Avaliada em trilhões, a cratera congelada cravada por um asteroide que esconde a maior reserva inexplorada de diamantes do planeta

Geólogo com amostra de rocha na enorme cratera gelada da Sibéria.

A reserva inexplorada de diamantes mais valiosa do planeta repousa na Sibéria após o choque violento de um asteroide gigante. Esse tesouro geológico de impacto carrega pedras super-resistentes com alto potencial para revolucionar a indústria global.

Como surgiu a gigantesca cratera na Rússia?

A Cratera de Popigai tomou forma há cerca de 35,7 milhões de anos, no norte da Sibéria, quando um asteroide de até 8 quilômetros de diâmetro atingiu o nosso planeta. Esse impacto brutal gerou temperaturas absurdas e uma pressão superior a 35 GPa, transformando o grafite local em diamante instantaneamente.

Essa área possui cerca de 100 quilômetros de diâmetro e guarda os chamados diamantes de impacto. Os geólogos soviéticos encontraram o local no século passado, mas o governo manteve a descoberta geológica sob sigilo militar por várias décadas.

Mãos com pinça examinando rocha cheia de microdiamantes na mesa.
Mãos com pinça examinando rocha cheia de microdiamantes na mesa.

Quais são as características das pedras encontradas no local?

Esses cristais de impacto são diferentes das pedras que enfeitam alianças e colares nas vitrines das joalherias. Eles são microcristalinos, medindo quase sempre menos de 2 milímetros, o que os torna perfeitos para equipamentos de perfuração pesada.

Compare as principais diferenças entre as pedras de impacto e as gemas tradicionais.

Característica Diamante de Popigai Diamante Convencional
Tamanho típico Menor que 2 milímetros Variável (pode atingir centímetros)
Foco de mercado Setor industrial e abrasivos Alta joalheria e mercado de luxo
Dureza e resistência Até duas vezes maior Padrão clássico de mercado

Qual é o tamanho real dessa reserva inexplorada de diamantes?

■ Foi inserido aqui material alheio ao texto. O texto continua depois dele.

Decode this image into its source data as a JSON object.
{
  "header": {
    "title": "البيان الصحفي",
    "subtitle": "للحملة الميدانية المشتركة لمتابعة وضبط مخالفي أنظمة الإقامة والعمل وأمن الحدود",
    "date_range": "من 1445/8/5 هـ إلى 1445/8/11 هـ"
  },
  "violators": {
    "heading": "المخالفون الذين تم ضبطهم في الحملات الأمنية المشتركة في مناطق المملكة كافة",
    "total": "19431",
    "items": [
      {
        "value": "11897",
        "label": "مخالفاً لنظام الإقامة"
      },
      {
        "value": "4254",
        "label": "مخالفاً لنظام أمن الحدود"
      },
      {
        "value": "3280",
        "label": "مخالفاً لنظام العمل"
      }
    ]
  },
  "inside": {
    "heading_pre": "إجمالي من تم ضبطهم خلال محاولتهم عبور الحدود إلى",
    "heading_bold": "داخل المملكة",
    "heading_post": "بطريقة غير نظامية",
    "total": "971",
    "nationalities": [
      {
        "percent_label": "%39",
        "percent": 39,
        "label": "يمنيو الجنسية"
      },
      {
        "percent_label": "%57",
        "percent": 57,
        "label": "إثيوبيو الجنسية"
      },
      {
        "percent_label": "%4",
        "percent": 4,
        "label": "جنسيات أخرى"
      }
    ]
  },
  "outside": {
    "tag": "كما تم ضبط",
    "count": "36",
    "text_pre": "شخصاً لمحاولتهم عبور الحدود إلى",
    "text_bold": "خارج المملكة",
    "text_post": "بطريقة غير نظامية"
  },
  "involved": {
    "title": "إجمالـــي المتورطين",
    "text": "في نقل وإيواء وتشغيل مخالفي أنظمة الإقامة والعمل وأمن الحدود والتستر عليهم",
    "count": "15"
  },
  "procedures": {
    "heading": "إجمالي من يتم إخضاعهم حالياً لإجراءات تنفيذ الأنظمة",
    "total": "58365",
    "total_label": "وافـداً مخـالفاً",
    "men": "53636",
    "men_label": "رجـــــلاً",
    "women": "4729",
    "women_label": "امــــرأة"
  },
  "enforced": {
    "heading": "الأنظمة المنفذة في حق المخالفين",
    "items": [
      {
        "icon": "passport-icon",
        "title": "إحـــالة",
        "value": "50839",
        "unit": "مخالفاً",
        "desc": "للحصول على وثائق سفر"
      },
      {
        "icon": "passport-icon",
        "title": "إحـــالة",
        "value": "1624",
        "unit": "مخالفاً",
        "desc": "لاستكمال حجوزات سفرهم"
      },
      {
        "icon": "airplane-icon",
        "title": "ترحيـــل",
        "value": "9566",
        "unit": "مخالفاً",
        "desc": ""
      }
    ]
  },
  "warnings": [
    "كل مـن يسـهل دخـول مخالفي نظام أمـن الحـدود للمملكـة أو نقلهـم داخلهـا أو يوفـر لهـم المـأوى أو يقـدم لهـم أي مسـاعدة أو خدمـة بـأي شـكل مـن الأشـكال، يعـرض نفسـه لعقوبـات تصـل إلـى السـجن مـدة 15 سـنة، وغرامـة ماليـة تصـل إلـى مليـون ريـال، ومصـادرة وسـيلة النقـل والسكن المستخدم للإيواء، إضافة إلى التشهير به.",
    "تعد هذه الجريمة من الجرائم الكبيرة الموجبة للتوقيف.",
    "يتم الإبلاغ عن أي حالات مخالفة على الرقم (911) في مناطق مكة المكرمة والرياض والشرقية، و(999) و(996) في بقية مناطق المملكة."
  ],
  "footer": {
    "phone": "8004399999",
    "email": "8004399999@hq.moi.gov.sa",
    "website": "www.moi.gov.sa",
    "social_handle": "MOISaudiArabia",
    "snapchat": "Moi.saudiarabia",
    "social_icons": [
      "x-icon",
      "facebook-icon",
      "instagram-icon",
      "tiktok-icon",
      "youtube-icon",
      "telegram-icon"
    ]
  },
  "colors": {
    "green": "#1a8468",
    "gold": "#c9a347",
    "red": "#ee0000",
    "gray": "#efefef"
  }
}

Muitos portais de notícias cravam que a região esconde trilhões de quilates ou que abasteceria a Terra por três milênios. No entanto, nenhum artigo revisado por pares confirma esses números astronômicos, tratando-se apenas de uma estimativa do mercado financeiro e jornalístico.

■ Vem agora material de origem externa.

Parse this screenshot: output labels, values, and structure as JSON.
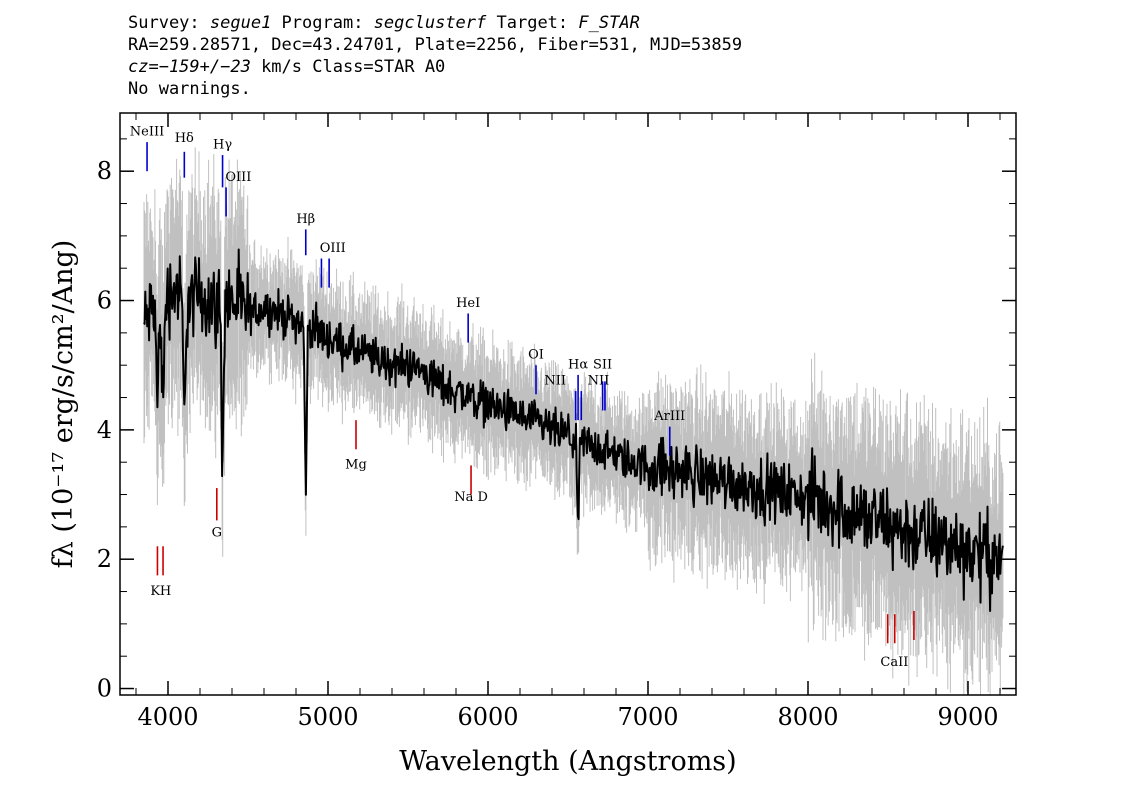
{
  "header": {
    "line1": {
      "survey_label": "Survey: ",
      "survey": "segue1",
      "program_label": " Program: ",
      "program": "segclusterf",
      "target_label": " Target: ",
      "target": "F_STAR"
    },
    "line2": "RA=259.28571, Dec=43.24701, Plate=2256, Fiber=531, MJD=53859",
    "line3": {
      "cz": "cz=−159+/−23",
      "rest": " km/s Class=STAR A0"
    },
    "line4": "No warnings."
  },
  "chart_data": {
    "type": "line",
    "xlabel": "Wavelength (Angstroms)",
    "ylabel": "fλ (10⁻¹⁷ erg/s/cm²/Ang)",
    "xlim": [
      3700,
      9300
    ],
    "ylim": [
      -0.1,
      8.9
    ],
    "x_ticks": [
      4000,
      5000,
      6000,
      7000,
      8000,
      9000
    ],
    "y_ticks": [
      0,
      2,
      4,
      6,
      8
    ],
    "grid": false,
    "colors": {
      "flux": "#000000",
      "error_band": "#c0c0c0",
      "emission": "#0000cc",
      "absorption": "#cc0000"
    },
    "series": [
      {
        "name": "flux",
        "x": [
          3850,
          3900,
          3950,
          4000,
          4050,
          4100,
          4200,
          4300,
          4400,
          4500,
          4600,
          4700,
          4800,
          4900,
          5000,
          5100,
          5200,
          5300,
          5400,
          5500,
          5600,
          5700,
          5800,
          5900,
          6000,
          6100,
          6200,
          6300,
          6400,
          6500,
          6600,
          6700,
          6800,
          6900,
          7000,
          7200,
          7400,
          7600,
          7800,
          8000,
          8200,
          8400,
          8600,
          8800,
          9000,
          9200
        ],
        "y": [
          5.6,
          5.9,
          5.8,
          6.1,
          6.2,
          5.9,
          6.1,
          5.9,
          6.0,
          5.8,
          5.9,
          5.8,
          5.7,
          5.6,
          5.4,
          5.3,
          5.2,
          5.1,
          5.0,
          5.0,
          4.9,
          4.7,
          4.6,
          4.5,
          4.4,
          4.3,
          4.2,
          4.1,
          4.0,
          3.9,
          3.8,
          3.7,
          3.6,
          3.5,
          3.45,
          3.35,
          3.25,
          3.15,
          3.05,
          2.95,
          2.8,
          2.6,
          2.45,
          2.3,
          2.15,
          2.0
        ]
      }
    ],
    "absorption_features": [
      {
        "x": 3934,
        "depth": 1.5
      },
      {
        "x": 3969,
        "depth": 1.6
      },
      {
        "x": 4102,
        "depth": 1.8
      },
      {
        "x": 4340,
        "depth": 2.3
      },
      {
        "x": 4861,
        "depth": 2.4
      },
      {
        "x": 6563,
        "depth": 1.3
      }
    ],
    "line_markers": [
      {
        "label": "NeIII",
        "x": 3869,
        "y1": 8.0,
        "y2": 8.45,
        "type": "emission",
        "lx": 3869,
        "ly": 8.55
      },
      {
        "label": "Hδ",
        "x": 4102,
        "y1": 7.9,
        "y2": 8.3,
        "type": "emission",
        "lx": 4102,
        "ly": 8.45
      },
      {
        "label": "Hγ",
        "x": 4341,
        "y1": 7.75,
        "y2": 8.25,
        "type": "emission",
        "lx": 4341,
        "ly": 8.35
      },
      {
        "label": "OIII",
        "x": 4363,
        "y1": 7.3,
        "y2": 7.75,
        "type": "emission",
        "lx": 4440,
        "ly": 7.85
      },
      {
        "label": "Hβ",
        "x": 4861,
        "y1": 6.7,
        "y2": 7.1,
        "type": "emission",
        "lx": 4861,
        "ly": 7.2
      },
      {
        "label": "OIII",
        "x": 4959,
        "y1": 6.2,
        "y2": 6.65,
        "type": "emission",
        "lx": 5030,
        "ly": 6.75
      },
      {
        "label": "OIII",
        "x": 5007,
        "y1": 6.2,
        "y2": 6.65,
        "type": "emission",
        "lx": 5030,
        "ly": 6.75
      },
      {
        "label": "HeI",
        "x": 5876,
        "y1": 5.35,
        "y2": 5.8,
        "type": "emission",
        "lx": 5876,
        "ly": 5.9
      },
      {
        "label": "OI",
        "x": 6300,
        "y1": 4.55,
        "y2": 5.0,
        "type": "emission",
        "lx": 6300,
        "ly": 5.1
      },
      {
        "label": "NII",
        "x": 6548,
        "y1": 4.15,
        "y2": 4.6,
        "type": "emission",
        "lx": 6420,
        "ly": 4.7
      },
      {
        "label": "Hα",
        "x": 6563,
        "y1": 4.15,
        "y2": 4.85,
        "type": "emission",
        "lx": 6563,
        "ly": 4.95
      },
      {
        "label": "NII",
        "x": 6583,
        "y1": 4.15,
        "y2": 4.6,
        "type": "emission",
        "lx": 6690,
        "ly": 4.7
      },
      {
        "label": "SII",
        "x": 6716,
        "y1": 4.3,
        "y2": 4.75,
        "type": "emission",
        "lx": 6716,
        "ly": 4.95
      },
      {
        "label": "SII",
        "x": 6731,
        "y1": 4.3,
        "y2": 4.75,
        "type": "emission",
        "lx": 6716,
        "ly": 4.95
      },
      {
        "label": "ArIII",
        "x": 7136,
        "y1": 3.6,
        "y2": 4.05,
        "type": "emission",
        "lx": 7136,
        "ly": 4.15
      },
      {
        "label": "K",
        "x": 3934,
        "y1": 1.75,
        "y2": 2.2,
        "type": "absorption",
        "lx": 3920,
        "ly": 1.45
      },
      {
        "label": "H",
        "x": 3969,
        "y1": 1.75,
        "y2": 2.2,
        "type": "absorption",
        "lx": 3985,
        "ly": 1.45
      },
      {
        "label": "G",
        "x": 4305,
        "y1": 2.6,
        "y2": 3.1,
        "type": "absorption",
        "lx": 4305,
        "ly": 2.35
      },
      {
        "label": "Mg",
        "x": 5175,
        "y1": 3.7,
        "y2": 4.15,
        "type": "absorption",
        "lx": 5175,
        "ly": 3.4
      },
      {
        "label": "Na  D",
        "x": 5894,
        "y1": 3.0,
        "y2": 3.45,
        "type": "absorption",
        "lx": 5894,
        "ly": 2.9
      },
      {
        "label": "CaII",
        "x": 8498,
        "y1": 0.7,
        "y2": 1.15,
        "type": "absorption",
        "lx": 8540,
        "ly": 0.35
      },
      {
        "label": "CaII",
        "x": 8542,
        "y1": 0.7,
        "y2": 1.15,
        "type": "absorption",
        "lx": 8540,
        "ly": 0.35
      },
      {
        "label": "CaII",
        "x": 8662,
        "y1": 0.75,
        "y2": 1.2,
        "type": "absorption",
        "lx": 8540,
        "ly": 0.35
      }
    ]
  }
}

Um estudo científico da revista Geology aponta as seguintes verdades sobre o volume do depósito.

  • Volume superior: A quantidade supera a soma de todos os outros depósitos de diamantes conhecidos no globo.
  • Dados oficiais: O governo russo e os cientistas não divulgaram a quilatagem total da jazida.
  • Zona de formação: As rochas diamantíferas formam uma camada de até 2 quilômetros de espessura ao redor do ponto de impacto.

No vídeo a seguir, o canal com mais de 190 mil inscritos, Vasyl Sarana & Wildlife adventures & Ukraine, fala um pouco sobre essa cratera:

Por que a mina russa de diamantes continua inativa?

Tirar essas pedras do subsolo envolve desafios gigantescos de logística, já que a Sibéria sofre com um clima extremo e falta de infraestrutura básica. O custo operacional para levar máquinas pesadas e energia até um ambiente tão isolado afasta investidores neste primeiro momento.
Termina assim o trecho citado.